• Hardware Platform (Jetson / GPU) GPU
• DeepStream Version 6.1.1
• TensorRT Version 8.5.2
• NVIDIA GPU Driver Version (valid for GPU only) Driver Version: 520.61.05 CUDA Version: 11.8
• Issue Type( questions, new requirements, bugs) question
Hello
I am willing to write a custom backend Triton server using Python, for a RCNN network my company developed.

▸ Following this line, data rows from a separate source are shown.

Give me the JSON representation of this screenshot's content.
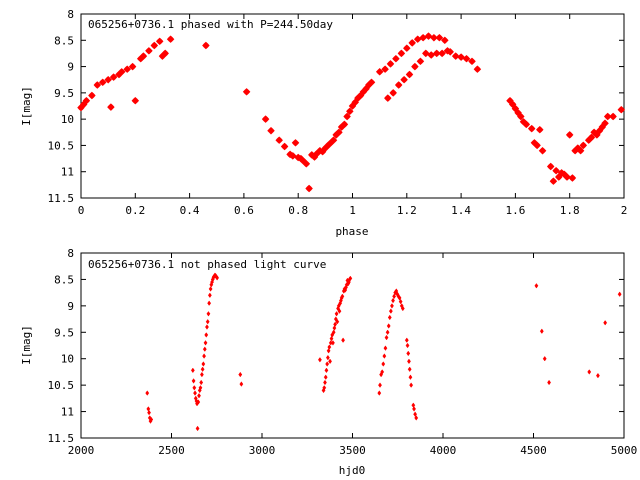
{
  "colors": {
    "points": "#ff0000",
    "axes": "#000000",
    "background": "#ffffff"
  },
  "chart_data": [
    {
      "type": "scatter",
      "title": "065256+0736.1 phased with P=244.50day",
      "xlabel": "phase",
      "ylabel": "I[mag]",
      "xlim": [
        0,
        2
      ],
      "ylim": [
        11.5,
        8
      ],
      "y_inverted": true,
      "xticks": [
        "0",
        "0.2",
        "0.4",
        "0.6",
        "0.8",
        "1",
        "1.2",
        "1.4",
        "1.6",
        "1.8",
        "2"
      ],
      "yticks": [
        "8",
        "8.5",
        "9",
        "9.5",
        "10",
        "10.5",
        "11",
        "11.5"
      ],
      "marker": "star",
      "points": [
        [
          0.0,
          9.78
        ],
        [
          0.01,
          9.72
        ],
        [
          0.02,
          9.65
        ],
        [
          0.04,
          9.55
        ],
        [
          0.06,
          9.35
        ],
        [
          0.08,
          9.3
        ],
        [
          0.1,
          9.25
        ],
        [
          0.11,
          9.77
        ],
        [
          0.12,
          9.2
        ],
        [
          0.14,
          9.15
        ],
        [
          0.15,
          9.1
        ],
        [
          0.17,
          9.05
        ],
        [
          0.19,
          9.0
        ],
        [
          0.2,
          9.65
        ],
        [
          0.22,
          8.85
        ],
        [
          0.23,
          8.8
        ],
        [
          0.25,
          8.7
        ],
        [
          0.27,
          8.6
        ],
        [
          0.29,
          8.52
        ],
        [
          0.3,
          8.8
        ],
        [
          0.31,
          8.75
        ],
        [
          0.33,
          8.48
        ],
        [
          0.46,
          8.6
        ],
        [
          0.61,
          9.48
        ],
        [
          0.68,
          10.0
        ],
        [
          0.7,
          10.22
        ],
        [
          0.73,
          10.4
        ],
        [
          0.75,
          10.52
        ],
        [
          0.77,
          10.67
        ],
        [
          0.78,
          10.7
        ],
        [
          0.79,
          10.45
        ],
        [
          0.8,
          10.73
        ],
        [
          0.81,
          10.75
        ],
        [
          0.82,
          10.8
        ],
        [
          0.83,
          10.85
        ],
        [
          0.84,
          11.32
        ],
        [
          0.85,
          10.68
        ],
        [
          0.86,
          10.72
        ],
        [
          0.87,
          10.65
        ],
        [
          0.88,
          10.6
        ],
        [
          0.89,
          10.62
        ],
        [
          0.9,
          10.55
        ],
        [
          0.91,
          10.5
        ],
        [
          0.92,
          10.45
        ],
        [
          0.93,
          10.4
        ],
        [
          0.94,
          10.3
        ],
        [
          0.95,
          10.25
        ],
        [
          0.96,
          10.15
        ],
        [
          0.97,
          10.1
        ],
        [
          0.98,
          9.95
        ],
        [
          0.99,
          9.85
        ],
        [
          1.0,
          9.75
        ],
        [
          1.01,
          9.68
        ],
        [
          1.02,
          9.6
        ],
        [
          1.03,
          9.55
        ],
        [
          1.04,
          9.48
        ],
        [
          1.05,
          9.42
        ],
        [
          1.06,
          9.35
        ],
        [
          1.07,
          9.3
        ],
        [
          1.1,
          9.1
        ],
        [
          1.12,
          9.05
        ],
        [
          1.13,
          9.6
        ],
        [
          1.14,
          8.95
        ],
        [
          1.15,
          9.5
        ],
        [
          1.16,
          8.85
        ],
        [
          1.17,
          9.35
        ],
        [
          1.18,
          8.75
        ],
        [
          1.19,
          9.25
        ],
        [
          1.2,
          8.65
        ],
        [
          1.21,
          9.15
        ],
        [
          1.22,
          8.55
        ],
        [
          1.23,
          9.0
        ],
        [
          1.24,
          8.48
        ],
        [
          1.25,
          8.9
        ],
        [
          1.26,
          8.45
        ],
        [
          1.27,
          8.75
        ],
        [
          1.28,
          8.42
        ],
        [
          1.29,
          8.78
        ],
        [
          1.3,
          8.45
        ],
        [
          1.31,
          8.75
        ],
        [
          1.32,
          8.45
        ],
        [
          1.33,
          8.75
        ],
        [
          1.34,
          8.5
        ],
        [
          1.35,
          8.7
        ],
        [
          1.36,
          8.72
        ],
        [
          1.38,
          8.8
        ],
        [
          1.4,
          8.82
        ],
        [
          1.42,
          8.85
        ],
        [
          1.44,
          8.9
        ],
        [
          1.46,
          9.05
        ],
        [
          1.58,
          9.65
        ],
        [
          1.59,
          9.72
        ],
        [
          1.6,
          9.8
        ],
        [
          1.61,
          9.88
        ],
        [
          1.62,
          9.95
        ],
        [
          1.63,
          10.05
        ],
        [
          1.64,
          10.1
        ],
        [
          1.66,
          10.18
        ],
        [
          1.67,
          10.45
        ],
        [
          1.68,
          10.5
        ],
        [
          1.69,
          10.2
        ],
        [
          1.7,
          10.6
        ],
        [
          1.73,
          10.9
        ],
        [
          1.74,
          11.18
        ],
        [
          1.75,
          10.98
        ],
        [
          1.76,
          11.1
        ],
        [
          1.77,
          11.02
        ],
        [
          1.78,
          11.05
        ],
        [
          1.79,
          11.1
        ],
        [
          1.8,
          10.3
        ],
        [
          1.81,
          11.12
        ],
        [
          1.82,
          10.6
        ],
        [
          1.83,
          10.55
        ],
        [
          1.84,
          10.6
        ],
        [
          1.85,
          10.5
        ],
        [
          1.87,
          10.4
        ],
        [
          1.88,
          10.35
        ],
        [
          1.89,
          10.25
        ],
        [
          1.9,
          10.3
        ],
        [
          1.91,
          10.22
        ],
        [
          1.92,
          10.15
        ],
        [
          1.93,
          10.08
        ],
        [
          1.94,
          9.95
        ],
        [
          1.96,
          9.95
        ],
        [
          1.99,
          9.82
        ]
      ]
    },
    {
      "type": "scatter",
      "title": "065256+0736.1 not phased light curve",
      "xlabel": "hjd0",
      "ylabel": "I[mag]",
      "xlim": [
        2000,
        5000
      ],
      "ylim": [
        11.5,
        8
      ],
      "y_inverted": true,
      "xticks": [
        "2000",
        "2500",
        "3000",
        "3500",
        "4000",
        "4500",
        "5000"
      ],
      "yticks": [
        "8",
        "8.5",
        "9",
        "9.5",
        "10",
        "10.5",
        "11",
        "11.5"
      ],
      "marker": "diamond",
      "points": [
        [
          2366,
          10.65
        ],
        [
          2372,
          10.95
        ],
        [
          2376,
          11.02
        ],
        [
          2380,
          11.12
        ],
        [
          2384,
          11.18
        ],
        [
          2388,
          11.15
        ],
        [
          2618,
          10.22
        ],
        [
          2622,
          10.42
        ],
        [
          2626,
          10.55
        ],
        [
          2630,
          10.65
        ],
        [
          2634,
          10.75
        ],
        [
          2638,
          10.8
        ],
        [
          2641,
          10.85
        ],
        [
          2644,
          11.32
        ],
        [
          2648,
          10.82
        ],
        [
          2652,
          10.7
        ],
        [
          2656,
          10.6
        ],
        [
          2660,
          10.55
        ],
        [
          2664,
          10.45
        ],
        [
          2668,
          10.3
        ],
        [
          2672,
          10.2
        ],
        [
          2676,
          10.1
        ],
        [
          2680,
          9.95
        ],
        [
          2684,
          9.82
        ],
        [
          2688,
          9.7
        ],
        [
          2692,
          9.55
        ],
        [
          2696,
          9.4
        ],
        [
          2700,
          9.3
        ],
        [
          2704,
          9.15
        ],
        [
          2708,
          8.95
        ],
        [
          2712,
          8.8
        ],
        [
          2716,
          8.68
        ],
        [
          2720,
          8.6
        ],
        [
          2724,
          8.55
        ],
        [
          2728,
          8.5
        ],
        [
          2732,
          8.46
        ],
        [
          2736,
          8.44
        ],
        [
          2740,
          8.42
        ],
        [
          2744,
          8.43
        ],
        [
          2748,
          8.45
        ],
        [
          2752,
          8.47
        ],
        [
          2880,
          10.3
        ],
        [
          2886,
          10.48
        ],
        [
          3320,
          10.02
        ],
        [
          3340,
          10.6
        ],
        [
          3344,
          10.55
        ],
        [
          3348,
          10.45
        ],
        [
          3352,
          10.35
        ],
        [
          3356,
          10.22
        ],
        [
          3360,
          10.1
        ],
        [
          3364,
          9.98
        ],
        [
          3368,
          9.85
        ],
        [
          3372,
          9.78
        ],
        [
          3376,
          10.05
        ],
        [
          3380,
          9.7
        ],
        [
          3384,
          9.62
        ],
        [
          3388,
          9.55
        ],
        [
          3392,
          9.7
        ],
        [
          3396,
          9.5
        ],
        [
          3400,
          9.42
        ],
        [
          3404,
          9.35
        ],
        [
          3408,
          9.25
        ],
        [
          3412,
          9.15
        ],
        [
          3416,
          9.3
        ],
        [
          3420,
          9.05
        ],
        [
          3424,
          9.0
        ],
        [
          3428,
          9.1
        ],
        [
          3432,
          8.95
        ],
        [
          3436,
          8.9
        ],
        [
          3440,
          8.85
        ],
        [
          3444,
          8.82
        ],
        [
          3448,
          9.65
        ],
        [
          3452,
          8.72
        ],
        [
          3456,
          8.68
        ],
        [
          3460,
          8.7
        ],
        [
          3464,
          8.65
        ],
        [
          3468,
          8.6
        ],
        [
          3472,
          8.52
        ],
        [
          3476,
          8.58
        ],
        [
          3480,
          8.55
        ],
        [
          3484,
          8.5
        ],
        [
          3488,
          8.48
        ],
        [
          3648,
          10.65
        ],
        [
          3652,
          10.5
        ],
        [
          3658,
          10.3
        ],
        [
          3664,
          10.25
        ],
        [
          3670,
          10.1
        ],
        [
          3676,
          9.95
        ],
        [
          3682,
          9.8
        ],
        [
          3688,
          9.6
        ],
        [
          3694,
          9.5
        ],
        [
          3700,
          9.38
        ],
        [
          3706,
          9.22
        ],
        [
          3712,
          9.1
        ],
        [
          3718,
          9.0
        ],
        [
          3724,
          8.9
        ],
        [
          3730,
          8.82
        ],
        [
          3736,
          8.75
        ],
        [
          3742,
          8.72
        ],
        [
          3748,
          8.78
        ],
        [
          3754,
          8.82
        ],
        [
          3760,
          8.85
        ],
        [
          3766,
          8.92
        ],
        [
          3772,
          9.0
        ],
        [
          3778,
          9.05
        ],
        [
          3800,
          9.65
        ],
        [
          3804,
          9.75
        ],
        [
          3808,
          9.9
        ],
        [
          3812,
          10.05
        ],
        [
          3816,
          10.2
        ],
        [
          3820,
          10.35
        ],
        [
          3824,
          10.5
        ],
        [
          3836,
          10.88
        ],
        [
          3840,
          10.95
        ],
        [
          3846,
          11.05
        ],
        [
          3852,
          11.12
        ],
        [
          4516,
          8.62
        ],
        [
          4546,
          9.48
        ],
        [
          4562,
          10.0
        ],
        [
          4586,
          10.45
        ],
        [
          4808,
          10.25
        ],
        [
          4856,
          10.32
        ],
        [
          4896,
          9.32
        ],
        [
          4976,
          8.78
        ]
      ]
    }
  ]
}
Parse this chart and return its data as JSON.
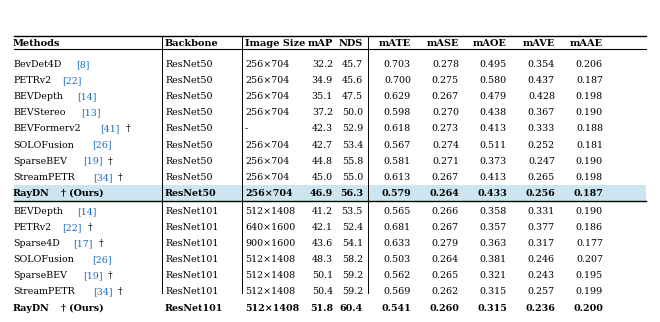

I am fairly familiar with Deepstream SDK, my question is how to define the python backend within deepstream - this has very little documentation. As I understood from here:
https://docs.nvidia.com/metropolis/deepstream/dev-guide/text/DS_plugin_gst-nvinferserver.html
I should specify in my inferserver config fiel specify:
infer_config {
unique_id: 1
gpu_ids: [0]
max_batch_size: 1
backend {
triton {
# model_name: "smoke_32"
version: -1
model_repo {
root: "./triton_model_repo"
log_level: 1
strict_model_config: true
# Triton runtime would reserve 64MB pinned memory
pinned_memory_pool_byte_size: 67108864
# Triton runtim would reserve 64MB CUDA device memory on GPU 0
cuda_device_memory { device: 0, memory_pool_byte_size: 67108864 }
**backend_dir: "path/to/my/python/backend/files"**
}
}
output_mem_type: MEMORY_TYPE_CPU
}
But I just can’t understand the file structure for the backend dir…
Please help!
Guy